MWPA is a difference of two proportions (build WR minus baseline WR). Naive CIs treat the baseline as fixed, understating true uncertainty.

Fix

Gold Diff uses Newcombe-Wilson intervals (Method 10) which account for uncertainty in both the build and baseline win rates. The UI flags wide intervals and marks low-sample results with an amber indicator.

3Hierarchical shrinkage
Issue

Narrowing the state space (patch + champion + role + matchup + item slot) makes estimates more meaningful, but sample sizes shrink fast.

Fix

Two-level shrinkage: each analysis batch estimates a champion-role prior from the games-weighted average raw effect, then shrinks individual rows toward that prior while keeping a fixed zero global anchor. This keeps rare builds honest without collapsing every low-sample estimate straight to zero.

4Attribution window
Issue

The thesis notes that determining when an item's effect ends is difficult. Using win/loss as the outcome absorbs unrelated later events.

Fix

Item-count-adjusted baselines compare each build against games completing the same number of items, isolating the build decision from game length survivorship bias.

5State representation
Issue

The thesis warns simplified state representations risk omitting important variables. The Riot API data is inherently limited.

Fix

Gold Diff enriches context with gold-at-purchase, timing buckets (ahead/even/behind), matchup damage type, and duration bucketing to reduce omitted-variable bias.
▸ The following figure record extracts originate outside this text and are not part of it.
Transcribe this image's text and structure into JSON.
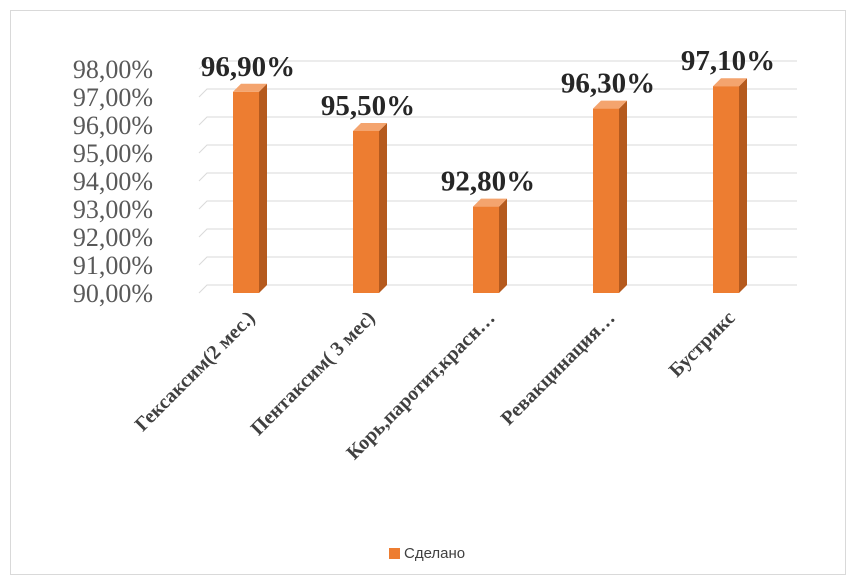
{
  "chart_data": {
    "type": "bar",
    "style": "3d-column",
    "categories": [
      "Гексаксим(2 мес.)",
      "Пентаксим( 3 мес)",
      "Корь,паротит,красн…",
      "Ревакцинация…",
      "Бустрикс"
    ],
    "series": [
      {
        "name": "Сделано",
        "values": [
          96.9,
          95.5,
          92.8,
          96.3,
          97.1
        ]
      }
    ],
    "data_labels": [
      "96,90%",
      "95,50%",
      "92,80%",
      "96,30%",
      "97,10%"
    ],
    "y_ticks": [
      "90,00%",
      "91,00%",
      "92,00%",
      "93,00%",
      "94,00%",
      "95,00%",
      "96,00%",
      "97,00%",
      "98,00%"
    ],
    "ylim": [
      90,
      98
    ],
    "y_step": 1,
    "grid": true,
    "legend_position": "bottom",
    "colors": {
      "bar": "#ED7D31",
      "bar_side": "#B55A1E",
      "bar_top": "#F4A46E",
      "grid": "#d9d9d9",
      "legend_swatch": "#ED7D31"
    }
  }
}
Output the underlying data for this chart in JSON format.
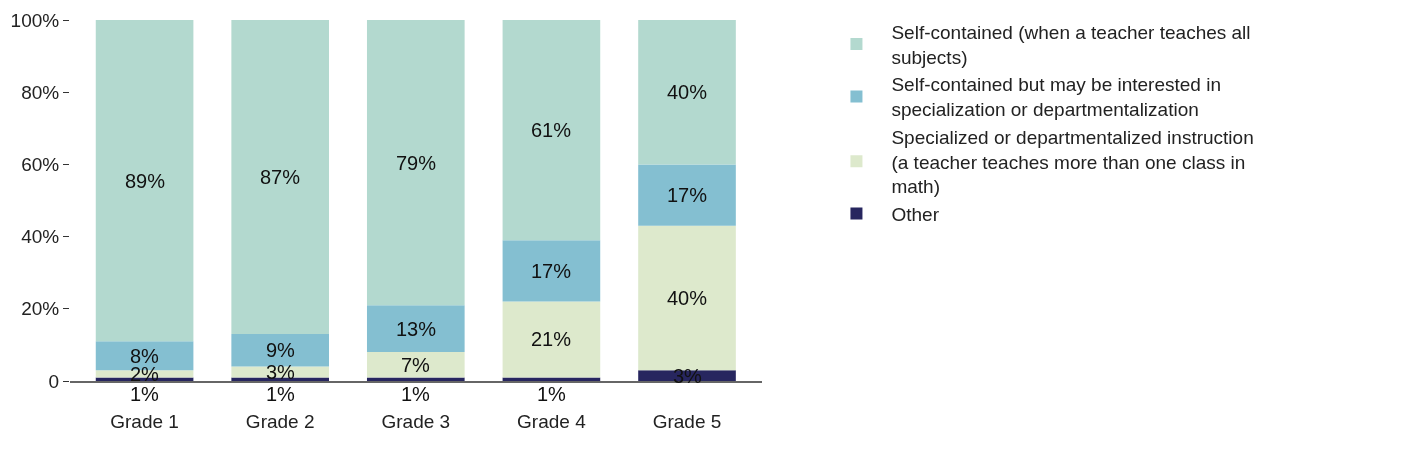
{
  "chart_data": {
    "type": "bar",
    "stacked": true,
    "categories": [
      "Grade 1",
      "Grade 2",
      "Grade 3",
      "Grade 4",
      "Grade 5"
    ],
    "series": [
      {
        "name": "Other",
        "color": "#27265f",
        "values": [
          1,
          1,
          1,
          1,
          3
        ],
        "value_labels": [
          "1%",
          "1%",
          "1%",
          "1%",
          "3%"
        ]
      },
      {
        "name": "Specialized or departmentalized instruction (a teacher teaches more than one class in math)",
        "color": "#dde9cc",
        "values": [
          2,
          3,
          7,
          21,
          40
        ],
        "value_labels": [
          "2%",
          "3%",
          "7%",
          "21%",
          "40%"
        ]
      },
      {
        "name": "Self-contained but may be interested in specialization or departmentalization",
        "color": "#84bfd1",
        "values": [
          8,
          9,
          13,
          17,
          17
        ],
        "value_labels": [
          "8%",
          "9%",
          "13%",
          "17%",
          "17%"
        ]
      },
      {
        "name": "Self-contained (when a teacher teaches all subjects)",
        "color": "#b3d9cf",
        "values": [
          89,
          87,
          79,
          61,
          40
        ],
        "value_labels": [
          "89%",
          "87%",
          "79%",
          "61%",
          "40%"
        ]
      }
    ],
    "ylim": [
      0,
      100
    ],
    "yticks": [
      {
        "value": 0,
        "label": "0"
      },
      {
        "value": 20,
        "label": "20%"
      },
      {
        "value": 40,
        "label": "40%"
      },
      {
        "value": 60,
        "label": "60%"
      },
      {
        "value": 80,
        "label": "80%"
      },
      {
        "value": 100,
        "label": "100%"
      }
    ],
    "legend": "right"
  }
}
Boots now use exact final-purchase timestamps when timeline data has been backfilled; older legacy rows fall back to a fixed minute-12 proxy until they are refreshed.

6Patch drift
Issue

Item values shift with balance changes and meta evolution. A model trained on Patch 14.15 data is stale by 14.18.

Fix

The scheduler exports current-patch analysis every 6 hours and retrains the WP model weekly. Model evaluation prefers a latest-patch holdout when possible and persists the train/test patch window in metadata, so patch drift is measured explicitly instead of assumed away.

7Temporal history
Issue

The WP model uses a single game state (Markov assumption). Momentum effects — comeback streaks, snowball runs — are not captured.

Fix

Gold Diff includes per-minute rate features (gold_diff_per_min, cs_diff_per_min) which implicitly encode momentum. Full sequence-aware models (RNN/Transformer) are on the roadmap.

8Publishing threshold
Issue

Without a clear threshold, low-sample build paths can appear as confident recommendations.

Fix

Results below the minimum sample threshold are excluded from the export. All published scores carry a sample quality label (high / moderate / low) and visible game count.

Accuracy checklist

Before any score is published

Calibrated win-probability model (isotonic + ECE tracking)
Latest-patch holdout validation + saved training-window metadata
Tight state filters (champion + tier + role)
Minimum sample threshold enforced
Newcombe-Wilson 95% CIs (accounts for baseline uncertainty)
Hierarchical shrinkage (champion-role prior anchored to zero)
Item-count-adjusted baselines
WP-delta enrichment for items, boots, and build order slots
Model-based eWPA for runes, full rune pages, summoner spells, and skill order when timeline data is available
Sample quality label attached (high / moderate / low)
Metric type labeled honestly (MWPA vs eWPA)
Gold Value Reference

What Boris charges per stat point

These per-unit gold values come from the cheapest basic component that provides each stat in isolation. They are the foundation of every gold efficiency calculation on the site.

Attack Damage
35g
from Long Sword
Ability Power
21.75g
from Amplifying Tome
Health
2.67g
from Ruby Crystal
Mana
1.4g
from Sapphire Crystal
Armor
20g
from Cloth Armor
Magic Resist
18g
from Null-Magic Mantle
Attack Speed
25g/%
from Dagger
Critical Strike
40g/%
from Cloak of Agility